Keras: Difference between Kernel and Activity regularizers
I have noticed that weight_regularizer is no more available in Keras and that, in its place, there are activity and kernel regularizer. I would like to know:
- What are the main differences between kernel and activity regularizers?
- Could I use activity_regularizer in place of weight_regularizer?
The activity regularizer works as a function of the output of the net, and is mostly used to regularize hidden units, while weight_regularizer, as the name says, works on the weights (e.g. making them decay). Basically you can express the regularization loss as a function of the output (activity_regularizer
) or of the weights (weight_regularizer
).
The new kernel_regularizer
replaces weight_regularizer
- although it's not very clear from the documentation.

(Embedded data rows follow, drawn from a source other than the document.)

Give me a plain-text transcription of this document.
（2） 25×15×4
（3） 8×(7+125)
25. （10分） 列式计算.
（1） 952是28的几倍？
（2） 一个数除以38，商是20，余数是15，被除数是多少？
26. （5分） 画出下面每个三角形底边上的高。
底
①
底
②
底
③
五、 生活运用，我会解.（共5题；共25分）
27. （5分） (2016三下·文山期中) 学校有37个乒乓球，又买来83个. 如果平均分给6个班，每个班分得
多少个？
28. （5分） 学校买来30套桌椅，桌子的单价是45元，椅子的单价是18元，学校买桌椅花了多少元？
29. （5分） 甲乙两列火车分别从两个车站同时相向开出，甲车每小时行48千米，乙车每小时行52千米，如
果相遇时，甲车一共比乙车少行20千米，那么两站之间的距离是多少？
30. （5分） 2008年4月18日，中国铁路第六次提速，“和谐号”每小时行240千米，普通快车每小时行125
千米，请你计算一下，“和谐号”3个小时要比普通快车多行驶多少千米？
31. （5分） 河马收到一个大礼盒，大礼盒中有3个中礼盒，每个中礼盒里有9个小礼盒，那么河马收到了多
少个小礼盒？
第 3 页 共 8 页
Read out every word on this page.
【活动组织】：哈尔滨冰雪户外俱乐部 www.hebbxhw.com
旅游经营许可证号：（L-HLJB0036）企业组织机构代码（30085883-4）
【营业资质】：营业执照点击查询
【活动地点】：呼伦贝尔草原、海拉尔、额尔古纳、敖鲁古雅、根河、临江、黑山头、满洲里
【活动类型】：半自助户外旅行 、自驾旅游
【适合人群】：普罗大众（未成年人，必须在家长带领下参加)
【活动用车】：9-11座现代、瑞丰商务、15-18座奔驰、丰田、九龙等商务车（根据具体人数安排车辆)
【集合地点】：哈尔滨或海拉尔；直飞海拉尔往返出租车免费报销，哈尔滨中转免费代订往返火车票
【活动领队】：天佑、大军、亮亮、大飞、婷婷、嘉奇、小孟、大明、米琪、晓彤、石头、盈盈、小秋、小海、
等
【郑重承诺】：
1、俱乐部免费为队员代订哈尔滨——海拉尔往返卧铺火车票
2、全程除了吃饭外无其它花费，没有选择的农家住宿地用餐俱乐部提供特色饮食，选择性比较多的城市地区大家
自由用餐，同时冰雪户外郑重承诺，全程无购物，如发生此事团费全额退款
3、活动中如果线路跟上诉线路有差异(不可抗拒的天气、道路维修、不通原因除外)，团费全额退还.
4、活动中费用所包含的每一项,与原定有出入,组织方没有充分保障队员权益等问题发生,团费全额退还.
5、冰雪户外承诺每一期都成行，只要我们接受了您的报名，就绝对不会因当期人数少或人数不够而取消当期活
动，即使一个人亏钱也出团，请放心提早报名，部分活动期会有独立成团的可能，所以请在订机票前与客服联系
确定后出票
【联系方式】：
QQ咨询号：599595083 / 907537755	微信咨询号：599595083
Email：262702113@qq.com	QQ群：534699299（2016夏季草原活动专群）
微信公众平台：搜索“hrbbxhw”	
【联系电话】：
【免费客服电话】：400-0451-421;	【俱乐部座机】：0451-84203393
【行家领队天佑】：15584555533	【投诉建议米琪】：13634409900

From the definition of kernel_regularizer
:
kernel_regularizer: Regularizer function applied to the
kernel
weights matrix (see regularizer).
And activity_regularizer
:
activity_regularizer: Regularizer function applied to the output of the layer (its "activation"). (see regularizer).
Important Edit: Note that there is a bug in the activity_regularizer that was only fixed in version 2.1.4 of Keras (at least with Tensorflow backend). Indeed, in the older versions, the activity regularizer function is applied to the input of the layer, instead of being applied to the output (the actual activations of the layer, as intended). So beware if you are using an older version of Keras (before 2.1.4), activity regularization may probably not work as intended.
You can see the commit on GitHub
Five months ago François Chollet provided a fix to the activity regularizer, that was then included in Keras 2.1.4
This answer is a bit late, but is useful for the future readers.
So, necessity is the mother of invention as they say. I only understood it when I needed it.
The above answer doesn't really state the difference cause both of them end up affecting the weights, so what's the difference between punishing for the weights themselves or the output of the layer?
Here is the answer: I encountered a case where the weights of the net are small and nice, ranging between [-0.3] to [+0.3].
So, I really can't punish them, there is nothing wrong with them. A kernel regularizer is useless. However, the output of the layer is HUGE, in 100's.
Keep in mind that the input to the layer is also small, always less than one. But those small values interact with the weights in such a way that produces those massive outputs. Here I realized that what I need is an activity regularizer, rather than kernel regularizer. With this, I'm punishing the layer for those large outputs, I don't care if the weights themselves are small, I just want to deter it from reaching such state cause this saturates my sigmoid activation and causes tons of other troubles like vanishing gradient and stagnation.